Retrieval Augmented Generation (RAG)
Retrieval capabilities to enhance generative AI
How does it work?
RAG is used as a component within a broader and more complex system, typically a search engine or a conversational agent.
It consists of two modules that collaborate and interact with each other to provide accurate responses to user queries.
Modules
Retrieval module
When the system receives a user query, the retrieval module searches the knowledge base for the most relevant documents. This ensures better quality and reliability of responses compared to systems based solely on LLMs.
Generation module
The generation module formulates a coherent and appropriate response to the query using the information retrieved by the other module.

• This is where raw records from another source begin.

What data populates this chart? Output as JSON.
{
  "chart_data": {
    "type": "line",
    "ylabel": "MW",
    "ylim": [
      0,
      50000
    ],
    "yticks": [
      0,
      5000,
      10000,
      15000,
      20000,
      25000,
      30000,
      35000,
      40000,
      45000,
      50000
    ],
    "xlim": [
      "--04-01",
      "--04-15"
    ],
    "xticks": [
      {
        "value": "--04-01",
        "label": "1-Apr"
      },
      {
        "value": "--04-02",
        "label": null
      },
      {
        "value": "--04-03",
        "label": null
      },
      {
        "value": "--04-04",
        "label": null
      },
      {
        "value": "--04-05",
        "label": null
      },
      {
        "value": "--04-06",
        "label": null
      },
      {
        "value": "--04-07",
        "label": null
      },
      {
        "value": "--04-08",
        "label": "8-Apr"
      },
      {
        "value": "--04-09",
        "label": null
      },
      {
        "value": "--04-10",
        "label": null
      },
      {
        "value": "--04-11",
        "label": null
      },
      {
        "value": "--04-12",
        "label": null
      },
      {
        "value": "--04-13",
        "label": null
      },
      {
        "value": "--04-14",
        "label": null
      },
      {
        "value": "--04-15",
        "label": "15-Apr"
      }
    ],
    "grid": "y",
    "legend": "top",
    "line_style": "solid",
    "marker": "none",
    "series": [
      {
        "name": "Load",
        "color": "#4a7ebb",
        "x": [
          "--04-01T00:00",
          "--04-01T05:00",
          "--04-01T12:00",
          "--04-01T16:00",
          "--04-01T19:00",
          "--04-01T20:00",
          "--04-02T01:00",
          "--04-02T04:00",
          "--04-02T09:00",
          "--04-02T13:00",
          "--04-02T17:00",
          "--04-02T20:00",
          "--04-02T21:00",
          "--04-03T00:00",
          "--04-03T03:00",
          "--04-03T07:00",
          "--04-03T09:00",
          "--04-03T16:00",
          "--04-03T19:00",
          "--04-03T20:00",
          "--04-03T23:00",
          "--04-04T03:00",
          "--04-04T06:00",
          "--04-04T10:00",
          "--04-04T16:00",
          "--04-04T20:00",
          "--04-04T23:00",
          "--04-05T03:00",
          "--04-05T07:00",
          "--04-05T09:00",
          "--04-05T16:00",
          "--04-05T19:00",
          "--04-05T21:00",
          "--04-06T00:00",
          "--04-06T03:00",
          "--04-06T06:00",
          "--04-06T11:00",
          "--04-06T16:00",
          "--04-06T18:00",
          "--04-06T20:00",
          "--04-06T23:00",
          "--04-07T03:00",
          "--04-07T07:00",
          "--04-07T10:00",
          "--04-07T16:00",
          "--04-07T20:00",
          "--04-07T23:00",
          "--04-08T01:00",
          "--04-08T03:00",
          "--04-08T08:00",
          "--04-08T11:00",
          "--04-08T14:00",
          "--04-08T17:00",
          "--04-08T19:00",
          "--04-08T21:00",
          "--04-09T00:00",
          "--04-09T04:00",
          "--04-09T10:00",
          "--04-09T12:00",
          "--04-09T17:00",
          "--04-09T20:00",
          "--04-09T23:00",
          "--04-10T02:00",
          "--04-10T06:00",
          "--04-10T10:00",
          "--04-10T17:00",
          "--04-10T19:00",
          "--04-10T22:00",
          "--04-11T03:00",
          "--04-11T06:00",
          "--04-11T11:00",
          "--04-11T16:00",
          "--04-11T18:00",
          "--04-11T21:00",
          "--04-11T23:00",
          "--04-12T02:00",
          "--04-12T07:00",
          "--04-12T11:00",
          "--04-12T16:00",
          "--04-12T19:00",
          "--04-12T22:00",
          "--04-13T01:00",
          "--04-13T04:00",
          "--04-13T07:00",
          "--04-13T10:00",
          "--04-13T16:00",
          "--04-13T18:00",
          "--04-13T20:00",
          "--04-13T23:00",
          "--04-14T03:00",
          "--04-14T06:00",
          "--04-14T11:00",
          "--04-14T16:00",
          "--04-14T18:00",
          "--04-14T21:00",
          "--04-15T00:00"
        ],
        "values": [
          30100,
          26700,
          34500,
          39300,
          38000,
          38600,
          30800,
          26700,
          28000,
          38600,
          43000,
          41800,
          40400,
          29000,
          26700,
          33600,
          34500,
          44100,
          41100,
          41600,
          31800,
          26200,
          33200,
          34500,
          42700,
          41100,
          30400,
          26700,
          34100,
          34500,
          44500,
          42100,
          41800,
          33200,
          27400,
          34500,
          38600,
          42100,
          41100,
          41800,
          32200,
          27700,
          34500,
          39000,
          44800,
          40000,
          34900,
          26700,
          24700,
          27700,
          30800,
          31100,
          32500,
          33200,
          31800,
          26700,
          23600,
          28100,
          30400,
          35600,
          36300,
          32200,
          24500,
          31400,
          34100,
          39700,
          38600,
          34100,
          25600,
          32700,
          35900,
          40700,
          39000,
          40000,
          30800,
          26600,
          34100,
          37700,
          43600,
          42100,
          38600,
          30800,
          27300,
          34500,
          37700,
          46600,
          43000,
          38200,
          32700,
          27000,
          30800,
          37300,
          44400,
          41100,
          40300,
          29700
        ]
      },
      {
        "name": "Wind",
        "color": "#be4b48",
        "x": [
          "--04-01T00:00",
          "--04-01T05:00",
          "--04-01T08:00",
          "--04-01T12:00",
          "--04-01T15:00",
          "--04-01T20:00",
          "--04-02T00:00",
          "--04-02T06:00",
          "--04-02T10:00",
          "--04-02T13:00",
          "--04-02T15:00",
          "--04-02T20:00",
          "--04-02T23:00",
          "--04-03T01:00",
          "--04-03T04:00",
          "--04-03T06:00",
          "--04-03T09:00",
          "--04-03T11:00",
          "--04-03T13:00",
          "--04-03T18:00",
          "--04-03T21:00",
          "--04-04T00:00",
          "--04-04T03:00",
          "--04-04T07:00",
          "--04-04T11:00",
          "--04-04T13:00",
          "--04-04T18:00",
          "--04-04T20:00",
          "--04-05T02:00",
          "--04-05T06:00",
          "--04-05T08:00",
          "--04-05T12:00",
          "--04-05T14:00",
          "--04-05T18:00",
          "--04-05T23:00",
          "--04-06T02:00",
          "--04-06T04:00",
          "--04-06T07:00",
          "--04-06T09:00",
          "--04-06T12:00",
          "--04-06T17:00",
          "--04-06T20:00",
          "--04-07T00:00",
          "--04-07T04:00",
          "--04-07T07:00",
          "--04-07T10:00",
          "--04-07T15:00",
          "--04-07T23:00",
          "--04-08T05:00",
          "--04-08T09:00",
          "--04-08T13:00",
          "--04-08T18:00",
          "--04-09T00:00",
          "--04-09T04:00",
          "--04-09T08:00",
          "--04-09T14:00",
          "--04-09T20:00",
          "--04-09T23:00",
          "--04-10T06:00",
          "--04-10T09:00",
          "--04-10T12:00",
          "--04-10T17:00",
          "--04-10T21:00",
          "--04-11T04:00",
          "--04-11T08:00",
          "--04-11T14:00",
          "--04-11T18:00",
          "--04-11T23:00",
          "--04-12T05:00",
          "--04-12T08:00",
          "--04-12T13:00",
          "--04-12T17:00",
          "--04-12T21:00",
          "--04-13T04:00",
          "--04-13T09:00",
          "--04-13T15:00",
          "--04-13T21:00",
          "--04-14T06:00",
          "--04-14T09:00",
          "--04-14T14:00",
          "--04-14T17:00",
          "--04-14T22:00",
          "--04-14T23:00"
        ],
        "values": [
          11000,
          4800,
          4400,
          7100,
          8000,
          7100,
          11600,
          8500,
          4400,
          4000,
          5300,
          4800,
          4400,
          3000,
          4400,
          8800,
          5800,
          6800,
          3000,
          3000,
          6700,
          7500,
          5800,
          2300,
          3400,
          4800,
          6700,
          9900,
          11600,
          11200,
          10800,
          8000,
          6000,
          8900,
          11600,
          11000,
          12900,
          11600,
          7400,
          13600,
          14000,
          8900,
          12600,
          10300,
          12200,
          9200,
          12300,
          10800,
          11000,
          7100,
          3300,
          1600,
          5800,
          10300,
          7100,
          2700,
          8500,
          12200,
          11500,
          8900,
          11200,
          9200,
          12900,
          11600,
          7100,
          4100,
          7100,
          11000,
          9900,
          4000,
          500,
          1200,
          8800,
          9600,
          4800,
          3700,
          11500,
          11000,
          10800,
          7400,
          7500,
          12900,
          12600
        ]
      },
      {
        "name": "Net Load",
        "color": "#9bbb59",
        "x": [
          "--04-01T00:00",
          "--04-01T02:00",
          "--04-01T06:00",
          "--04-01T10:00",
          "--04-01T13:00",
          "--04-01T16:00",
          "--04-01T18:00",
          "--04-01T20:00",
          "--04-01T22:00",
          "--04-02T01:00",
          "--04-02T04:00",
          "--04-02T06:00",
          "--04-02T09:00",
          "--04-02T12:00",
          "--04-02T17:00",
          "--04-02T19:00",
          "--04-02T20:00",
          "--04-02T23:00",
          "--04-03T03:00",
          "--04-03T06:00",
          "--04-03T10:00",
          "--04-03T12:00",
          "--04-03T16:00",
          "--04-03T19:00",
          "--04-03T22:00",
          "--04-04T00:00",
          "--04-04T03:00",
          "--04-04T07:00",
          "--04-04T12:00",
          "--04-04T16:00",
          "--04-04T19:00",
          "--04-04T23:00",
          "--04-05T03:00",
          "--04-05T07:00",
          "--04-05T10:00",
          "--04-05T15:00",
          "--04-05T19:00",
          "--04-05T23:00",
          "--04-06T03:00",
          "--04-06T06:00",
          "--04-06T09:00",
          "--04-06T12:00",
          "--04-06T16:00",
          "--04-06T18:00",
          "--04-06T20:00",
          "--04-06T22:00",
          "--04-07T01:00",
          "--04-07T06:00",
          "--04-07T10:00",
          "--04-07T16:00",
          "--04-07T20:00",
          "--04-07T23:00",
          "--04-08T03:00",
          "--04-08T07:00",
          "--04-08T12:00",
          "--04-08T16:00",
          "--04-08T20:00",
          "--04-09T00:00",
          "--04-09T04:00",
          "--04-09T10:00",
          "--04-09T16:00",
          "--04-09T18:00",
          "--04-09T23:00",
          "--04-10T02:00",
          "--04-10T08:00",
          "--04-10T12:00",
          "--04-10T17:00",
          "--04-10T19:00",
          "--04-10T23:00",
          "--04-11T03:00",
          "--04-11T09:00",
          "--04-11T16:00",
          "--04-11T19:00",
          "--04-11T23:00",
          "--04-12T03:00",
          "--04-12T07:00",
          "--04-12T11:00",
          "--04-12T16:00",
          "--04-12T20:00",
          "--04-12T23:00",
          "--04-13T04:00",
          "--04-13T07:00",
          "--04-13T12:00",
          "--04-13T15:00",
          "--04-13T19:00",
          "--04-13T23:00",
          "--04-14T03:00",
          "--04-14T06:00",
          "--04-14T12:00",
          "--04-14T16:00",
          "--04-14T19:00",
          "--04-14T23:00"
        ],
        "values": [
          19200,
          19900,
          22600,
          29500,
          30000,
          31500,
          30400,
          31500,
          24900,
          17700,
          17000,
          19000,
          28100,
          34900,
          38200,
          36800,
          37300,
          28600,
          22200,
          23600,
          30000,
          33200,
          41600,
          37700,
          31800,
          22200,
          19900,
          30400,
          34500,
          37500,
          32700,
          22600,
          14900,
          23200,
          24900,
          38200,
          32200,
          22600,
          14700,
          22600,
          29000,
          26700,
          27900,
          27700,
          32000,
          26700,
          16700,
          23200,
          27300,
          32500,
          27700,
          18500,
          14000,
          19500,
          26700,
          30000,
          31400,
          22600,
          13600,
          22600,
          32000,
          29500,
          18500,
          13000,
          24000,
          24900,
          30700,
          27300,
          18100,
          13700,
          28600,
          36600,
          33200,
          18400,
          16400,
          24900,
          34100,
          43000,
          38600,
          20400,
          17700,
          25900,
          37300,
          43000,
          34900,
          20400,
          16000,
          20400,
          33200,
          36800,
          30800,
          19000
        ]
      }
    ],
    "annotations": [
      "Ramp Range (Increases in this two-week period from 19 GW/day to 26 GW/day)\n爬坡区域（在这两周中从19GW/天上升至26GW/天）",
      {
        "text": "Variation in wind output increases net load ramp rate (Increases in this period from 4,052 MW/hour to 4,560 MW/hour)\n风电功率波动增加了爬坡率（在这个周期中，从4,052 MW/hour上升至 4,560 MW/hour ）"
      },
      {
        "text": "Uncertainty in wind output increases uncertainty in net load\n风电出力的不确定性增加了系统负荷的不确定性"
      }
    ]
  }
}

The use of an LLM makes the entire system more fluent and natural, both in understanding and generating text.
Application examples
Customer support
Provides accurate and relevant answers to customer inquiries
Educational tools
Enhances the efficiency of learning platforms, facilitating the learning process
Virtual assistants
Generates more precise outputs, improving chatbot response effectiveness
Content creation
Assists in content development by generating relevant text based on a given prompt
Healthcare support
Aids decision-making processes by retrieving and generating relevant information from medical literature
Our approach
In the AIWave platform, RAG is built on an architecture that integrates additional technologies to enhance natural language processing capabilities.
Information retrieval functionalities are more effective thanks to the use of ontologies and domain-specific dictionaries.
This architecture enables the retrieval of information from external sources, further reducing the workload on generative models, conserving computational resources, and ensuring greater reliability and control over responses.